After Alberta, travelling west, I anticipated the Pacific Ocean. But first, there were more mountains to cross and wilderness on a scale that even Alberta cannot match. The planners of the Canadian Pacific Railroad (CPR) must have stared askance at the mountain passes and precipices confronting their surveyors before the Kicking Horse southern route was chosen.

The main line of the CPR was constructed between Lake Louise, Alberta (Banff) and Field, British Columbia, using this route in 1880s, in preference to the originally planned route through the more northerly Yellowhead Pass.

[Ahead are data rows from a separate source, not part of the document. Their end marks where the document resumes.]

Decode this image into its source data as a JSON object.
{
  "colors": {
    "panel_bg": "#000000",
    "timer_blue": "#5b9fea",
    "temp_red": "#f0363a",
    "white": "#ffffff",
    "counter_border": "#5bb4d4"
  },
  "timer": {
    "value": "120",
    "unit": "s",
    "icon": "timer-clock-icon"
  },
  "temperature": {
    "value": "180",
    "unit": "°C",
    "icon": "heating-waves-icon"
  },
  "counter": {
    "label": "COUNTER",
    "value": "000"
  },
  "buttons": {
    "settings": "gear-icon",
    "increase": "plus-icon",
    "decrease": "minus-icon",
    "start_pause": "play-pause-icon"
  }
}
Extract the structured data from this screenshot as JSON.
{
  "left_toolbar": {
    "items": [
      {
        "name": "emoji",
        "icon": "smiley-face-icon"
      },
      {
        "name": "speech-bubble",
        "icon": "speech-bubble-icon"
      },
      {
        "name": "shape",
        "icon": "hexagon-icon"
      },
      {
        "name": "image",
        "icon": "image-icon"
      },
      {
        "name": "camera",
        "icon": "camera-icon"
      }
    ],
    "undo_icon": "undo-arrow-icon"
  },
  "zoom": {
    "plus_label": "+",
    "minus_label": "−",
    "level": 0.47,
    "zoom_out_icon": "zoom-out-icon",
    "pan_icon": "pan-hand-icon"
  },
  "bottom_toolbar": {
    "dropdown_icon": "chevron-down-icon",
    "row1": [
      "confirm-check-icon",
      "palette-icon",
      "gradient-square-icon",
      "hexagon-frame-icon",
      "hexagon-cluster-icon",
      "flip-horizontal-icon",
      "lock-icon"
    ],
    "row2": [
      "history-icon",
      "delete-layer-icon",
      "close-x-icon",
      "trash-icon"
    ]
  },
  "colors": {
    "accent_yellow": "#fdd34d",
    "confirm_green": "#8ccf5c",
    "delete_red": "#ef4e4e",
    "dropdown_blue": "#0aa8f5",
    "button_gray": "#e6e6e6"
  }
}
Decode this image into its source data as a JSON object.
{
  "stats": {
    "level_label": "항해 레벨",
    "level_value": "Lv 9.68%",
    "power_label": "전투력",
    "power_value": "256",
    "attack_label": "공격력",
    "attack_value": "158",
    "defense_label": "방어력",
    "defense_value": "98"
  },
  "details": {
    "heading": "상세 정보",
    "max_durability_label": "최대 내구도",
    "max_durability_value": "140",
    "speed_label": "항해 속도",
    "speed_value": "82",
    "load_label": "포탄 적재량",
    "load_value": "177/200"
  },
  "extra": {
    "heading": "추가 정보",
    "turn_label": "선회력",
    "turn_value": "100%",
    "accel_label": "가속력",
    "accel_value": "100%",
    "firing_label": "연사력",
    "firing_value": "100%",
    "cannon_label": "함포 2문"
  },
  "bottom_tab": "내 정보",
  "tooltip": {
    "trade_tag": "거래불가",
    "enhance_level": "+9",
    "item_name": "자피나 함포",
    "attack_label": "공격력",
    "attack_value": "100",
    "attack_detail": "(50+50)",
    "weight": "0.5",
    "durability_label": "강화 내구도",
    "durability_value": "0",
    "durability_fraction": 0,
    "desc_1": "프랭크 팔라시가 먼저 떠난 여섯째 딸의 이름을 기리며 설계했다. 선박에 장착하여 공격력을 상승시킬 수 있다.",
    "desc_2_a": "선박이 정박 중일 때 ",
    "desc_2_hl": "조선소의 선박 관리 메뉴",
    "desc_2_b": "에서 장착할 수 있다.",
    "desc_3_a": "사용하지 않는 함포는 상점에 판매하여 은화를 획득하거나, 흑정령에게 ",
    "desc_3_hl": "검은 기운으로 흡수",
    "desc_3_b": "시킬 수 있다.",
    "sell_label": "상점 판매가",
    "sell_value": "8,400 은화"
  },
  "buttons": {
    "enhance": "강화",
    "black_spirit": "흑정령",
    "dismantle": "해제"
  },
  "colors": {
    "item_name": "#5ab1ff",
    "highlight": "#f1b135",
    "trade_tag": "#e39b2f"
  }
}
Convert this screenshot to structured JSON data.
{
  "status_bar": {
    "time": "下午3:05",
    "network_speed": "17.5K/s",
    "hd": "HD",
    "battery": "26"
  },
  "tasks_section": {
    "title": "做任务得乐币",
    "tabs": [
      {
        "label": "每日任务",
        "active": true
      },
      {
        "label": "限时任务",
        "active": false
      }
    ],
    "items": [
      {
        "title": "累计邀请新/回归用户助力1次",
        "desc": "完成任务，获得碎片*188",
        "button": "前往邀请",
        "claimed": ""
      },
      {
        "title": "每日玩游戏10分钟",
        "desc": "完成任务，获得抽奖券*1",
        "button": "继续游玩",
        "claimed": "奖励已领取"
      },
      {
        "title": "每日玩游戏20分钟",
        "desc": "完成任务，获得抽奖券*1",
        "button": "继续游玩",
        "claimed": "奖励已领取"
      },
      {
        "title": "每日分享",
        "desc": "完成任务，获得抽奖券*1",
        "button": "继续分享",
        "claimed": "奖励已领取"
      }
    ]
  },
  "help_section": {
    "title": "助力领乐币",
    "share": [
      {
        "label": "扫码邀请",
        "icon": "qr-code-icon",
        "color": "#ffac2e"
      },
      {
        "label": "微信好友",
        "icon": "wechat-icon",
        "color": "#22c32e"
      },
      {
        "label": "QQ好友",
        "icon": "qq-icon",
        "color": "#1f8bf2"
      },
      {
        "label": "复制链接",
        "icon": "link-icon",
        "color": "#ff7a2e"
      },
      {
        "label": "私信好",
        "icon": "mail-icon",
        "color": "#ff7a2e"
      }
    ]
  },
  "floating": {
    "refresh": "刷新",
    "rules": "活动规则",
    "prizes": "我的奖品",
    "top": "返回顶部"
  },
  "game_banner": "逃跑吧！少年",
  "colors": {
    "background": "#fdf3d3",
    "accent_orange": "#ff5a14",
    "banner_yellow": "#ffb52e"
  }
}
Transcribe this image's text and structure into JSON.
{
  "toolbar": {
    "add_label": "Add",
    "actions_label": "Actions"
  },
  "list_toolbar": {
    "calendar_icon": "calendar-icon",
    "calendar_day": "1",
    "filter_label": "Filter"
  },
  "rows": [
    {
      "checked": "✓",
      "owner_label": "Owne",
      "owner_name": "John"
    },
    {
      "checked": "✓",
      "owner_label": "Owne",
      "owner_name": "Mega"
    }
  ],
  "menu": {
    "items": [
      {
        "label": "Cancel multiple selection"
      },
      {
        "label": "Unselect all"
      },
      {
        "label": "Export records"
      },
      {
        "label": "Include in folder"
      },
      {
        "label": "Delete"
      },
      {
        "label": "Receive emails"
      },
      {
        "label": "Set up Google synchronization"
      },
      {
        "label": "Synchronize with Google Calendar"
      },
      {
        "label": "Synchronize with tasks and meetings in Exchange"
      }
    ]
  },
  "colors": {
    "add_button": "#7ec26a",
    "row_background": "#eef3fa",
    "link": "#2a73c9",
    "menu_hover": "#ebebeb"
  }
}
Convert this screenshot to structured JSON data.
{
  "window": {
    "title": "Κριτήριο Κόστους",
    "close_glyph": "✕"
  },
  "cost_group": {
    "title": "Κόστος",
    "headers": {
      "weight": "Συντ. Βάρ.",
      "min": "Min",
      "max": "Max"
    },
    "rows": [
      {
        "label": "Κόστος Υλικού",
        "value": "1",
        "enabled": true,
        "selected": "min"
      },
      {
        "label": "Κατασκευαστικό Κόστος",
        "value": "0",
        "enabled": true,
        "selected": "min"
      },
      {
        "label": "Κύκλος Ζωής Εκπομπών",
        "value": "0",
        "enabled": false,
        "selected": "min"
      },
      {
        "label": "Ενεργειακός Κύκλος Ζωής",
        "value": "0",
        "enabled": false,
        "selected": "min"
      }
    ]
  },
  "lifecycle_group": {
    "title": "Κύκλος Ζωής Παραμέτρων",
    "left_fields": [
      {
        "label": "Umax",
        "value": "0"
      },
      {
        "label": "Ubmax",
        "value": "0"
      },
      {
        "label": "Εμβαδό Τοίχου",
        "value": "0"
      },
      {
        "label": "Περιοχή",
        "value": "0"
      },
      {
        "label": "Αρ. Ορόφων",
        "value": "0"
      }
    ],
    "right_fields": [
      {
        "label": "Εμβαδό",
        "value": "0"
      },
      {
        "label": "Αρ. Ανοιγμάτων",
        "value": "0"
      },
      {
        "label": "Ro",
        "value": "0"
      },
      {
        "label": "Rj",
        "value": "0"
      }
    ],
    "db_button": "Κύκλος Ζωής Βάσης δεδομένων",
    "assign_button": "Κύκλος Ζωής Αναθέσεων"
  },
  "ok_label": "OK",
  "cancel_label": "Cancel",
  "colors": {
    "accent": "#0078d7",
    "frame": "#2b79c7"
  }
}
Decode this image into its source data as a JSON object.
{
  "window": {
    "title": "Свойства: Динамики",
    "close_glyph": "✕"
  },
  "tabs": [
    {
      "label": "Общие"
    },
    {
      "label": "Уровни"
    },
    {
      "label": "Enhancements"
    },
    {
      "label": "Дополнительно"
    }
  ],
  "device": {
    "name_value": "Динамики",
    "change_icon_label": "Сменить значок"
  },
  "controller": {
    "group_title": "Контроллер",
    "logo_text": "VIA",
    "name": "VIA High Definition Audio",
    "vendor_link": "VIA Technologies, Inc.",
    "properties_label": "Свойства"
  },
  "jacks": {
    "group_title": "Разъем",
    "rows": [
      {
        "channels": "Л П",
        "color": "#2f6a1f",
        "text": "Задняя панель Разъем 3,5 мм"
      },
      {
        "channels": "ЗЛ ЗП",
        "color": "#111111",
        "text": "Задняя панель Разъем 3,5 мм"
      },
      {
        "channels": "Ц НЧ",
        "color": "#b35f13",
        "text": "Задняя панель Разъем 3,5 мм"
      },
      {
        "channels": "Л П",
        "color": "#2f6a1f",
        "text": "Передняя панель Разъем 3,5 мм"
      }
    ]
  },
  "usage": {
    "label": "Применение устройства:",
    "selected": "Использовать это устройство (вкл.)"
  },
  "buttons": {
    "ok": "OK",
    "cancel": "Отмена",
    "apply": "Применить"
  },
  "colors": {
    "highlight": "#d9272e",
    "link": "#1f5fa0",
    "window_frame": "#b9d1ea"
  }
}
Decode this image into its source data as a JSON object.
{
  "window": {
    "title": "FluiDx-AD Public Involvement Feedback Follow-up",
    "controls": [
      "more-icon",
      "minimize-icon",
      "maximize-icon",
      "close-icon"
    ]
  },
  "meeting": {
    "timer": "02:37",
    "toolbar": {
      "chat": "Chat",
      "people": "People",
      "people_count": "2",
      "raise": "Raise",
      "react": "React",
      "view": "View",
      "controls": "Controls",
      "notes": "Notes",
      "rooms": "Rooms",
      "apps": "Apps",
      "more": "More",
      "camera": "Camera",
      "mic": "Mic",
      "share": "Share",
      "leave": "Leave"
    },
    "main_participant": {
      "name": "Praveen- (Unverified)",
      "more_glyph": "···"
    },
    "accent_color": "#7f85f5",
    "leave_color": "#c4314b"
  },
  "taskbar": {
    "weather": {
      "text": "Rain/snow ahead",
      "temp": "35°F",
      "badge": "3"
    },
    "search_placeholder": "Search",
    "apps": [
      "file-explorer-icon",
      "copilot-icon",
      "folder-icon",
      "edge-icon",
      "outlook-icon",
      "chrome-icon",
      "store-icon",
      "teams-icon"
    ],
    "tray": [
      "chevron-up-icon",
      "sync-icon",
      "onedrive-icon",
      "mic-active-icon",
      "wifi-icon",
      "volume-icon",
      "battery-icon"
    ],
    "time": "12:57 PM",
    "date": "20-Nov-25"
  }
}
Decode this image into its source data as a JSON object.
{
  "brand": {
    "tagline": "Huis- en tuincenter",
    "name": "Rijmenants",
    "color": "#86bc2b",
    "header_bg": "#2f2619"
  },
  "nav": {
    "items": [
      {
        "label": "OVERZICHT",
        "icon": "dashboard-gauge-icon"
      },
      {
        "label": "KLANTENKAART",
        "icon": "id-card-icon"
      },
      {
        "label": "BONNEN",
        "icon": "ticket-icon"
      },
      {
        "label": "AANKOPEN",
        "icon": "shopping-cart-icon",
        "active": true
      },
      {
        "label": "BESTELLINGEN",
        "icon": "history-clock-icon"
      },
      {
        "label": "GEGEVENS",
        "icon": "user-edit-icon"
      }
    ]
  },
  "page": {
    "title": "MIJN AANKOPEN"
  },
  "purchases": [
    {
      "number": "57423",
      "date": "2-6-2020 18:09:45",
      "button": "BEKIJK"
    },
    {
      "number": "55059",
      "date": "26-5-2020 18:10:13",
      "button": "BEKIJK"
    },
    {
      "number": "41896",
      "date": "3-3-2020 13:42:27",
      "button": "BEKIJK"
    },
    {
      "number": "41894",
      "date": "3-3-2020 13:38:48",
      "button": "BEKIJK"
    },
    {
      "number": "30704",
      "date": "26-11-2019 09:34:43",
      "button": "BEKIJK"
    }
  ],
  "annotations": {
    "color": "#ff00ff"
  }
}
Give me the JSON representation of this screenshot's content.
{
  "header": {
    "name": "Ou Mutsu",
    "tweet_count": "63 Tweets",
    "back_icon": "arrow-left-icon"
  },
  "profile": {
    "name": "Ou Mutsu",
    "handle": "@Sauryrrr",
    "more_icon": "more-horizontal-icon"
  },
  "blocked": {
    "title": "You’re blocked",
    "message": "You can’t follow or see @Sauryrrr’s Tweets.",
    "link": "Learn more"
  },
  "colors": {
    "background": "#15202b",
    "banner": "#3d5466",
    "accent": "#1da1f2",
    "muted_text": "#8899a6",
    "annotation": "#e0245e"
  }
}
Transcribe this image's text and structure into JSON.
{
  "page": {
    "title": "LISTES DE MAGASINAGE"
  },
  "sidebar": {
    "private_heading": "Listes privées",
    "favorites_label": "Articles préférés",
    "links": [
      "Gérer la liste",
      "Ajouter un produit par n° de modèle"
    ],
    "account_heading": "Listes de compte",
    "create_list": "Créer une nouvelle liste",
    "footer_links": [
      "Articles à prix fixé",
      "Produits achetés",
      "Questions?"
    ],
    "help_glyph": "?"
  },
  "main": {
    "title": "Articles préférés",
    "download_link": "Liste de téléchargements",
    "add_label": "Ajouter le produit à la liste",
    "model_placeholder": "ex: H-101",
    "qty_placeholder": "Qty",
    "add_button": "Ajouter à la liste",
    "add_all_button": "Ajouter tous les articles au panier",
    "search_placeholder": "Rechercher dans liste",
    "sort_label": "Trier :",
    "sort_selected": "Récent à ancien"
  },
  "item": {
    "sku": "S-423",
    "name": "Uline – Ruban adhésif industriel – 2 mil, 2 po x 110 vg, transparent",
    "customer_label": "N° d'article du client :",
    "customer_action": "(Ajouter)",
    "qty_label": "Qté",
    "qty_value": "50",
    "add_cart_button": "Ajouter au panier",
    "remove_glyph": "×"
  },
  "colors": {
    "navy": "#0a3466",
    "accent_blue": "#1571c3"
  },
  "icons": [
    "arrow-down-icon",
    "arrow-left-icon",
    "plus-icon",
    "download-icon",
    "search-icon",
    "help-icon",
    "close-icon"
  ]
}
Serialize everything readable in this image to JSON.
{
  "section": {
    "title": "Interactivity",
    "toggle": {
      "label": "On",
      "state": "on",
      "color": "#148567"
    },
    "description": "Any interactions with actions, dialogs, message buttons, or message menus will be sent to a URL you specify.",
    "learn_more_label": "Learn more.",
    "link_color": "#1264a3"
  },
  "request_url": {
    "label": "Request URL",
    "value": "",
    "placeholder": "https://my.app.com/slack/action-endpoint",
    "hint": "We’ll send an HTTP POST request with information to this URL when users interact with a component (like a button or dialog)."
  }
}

A little history offers insight into the difficulties constructing a railroad through the steep rock cliffs that comprise the Yoho National Park, which extends west from the border with Banff. The pass and adjacent river were first explored by Europeans in 1858 by the Palliser Expedition led by Captain John Palliser. James Hector, the naturalist/geologist in the party, was kicked by his horse while exploring the region.

The original route of the CPR between the summit of the pass near Wapta Lake and Field was the steepest stretch of any mainline railroad in North America. There were frequent accidents and expensive helper engines were required to negotiate the terrain. The CPR then opened a pair of Spiral Tunnels in 1909 that replaced the direct route. It was miles longer but the grade was reduced to a more manageable 2.2%. These multiple tunnels are clearly visible from the highway today. The Trans-Canada Highway was constructed through the pass in 1962 following essentially the original CPR route. The road's highest point is at an elevation of 1,643 metres (5,390 ft).

It was at this pass where I conversed with a young woman who was approaching the last leg of a multi-month bicycle traverse of Canada, coast to coast. Her bike, laden with the comforts needed in discomfort, is an accomodation that is quite a contrast to the luxury train coaches that carried curious tourists into this thickly forested landscape over the past decades.

Her anticipation of the conclusion of her singular adventure was evident as she indicated a sense of relief that from that point her ride would be downhill for miles and miles. And it was. We had crossed the Continental Divide. But, of course, she was riding mostly against the wind -- all the way across Canada. Hmm. (I wish I could remember her name).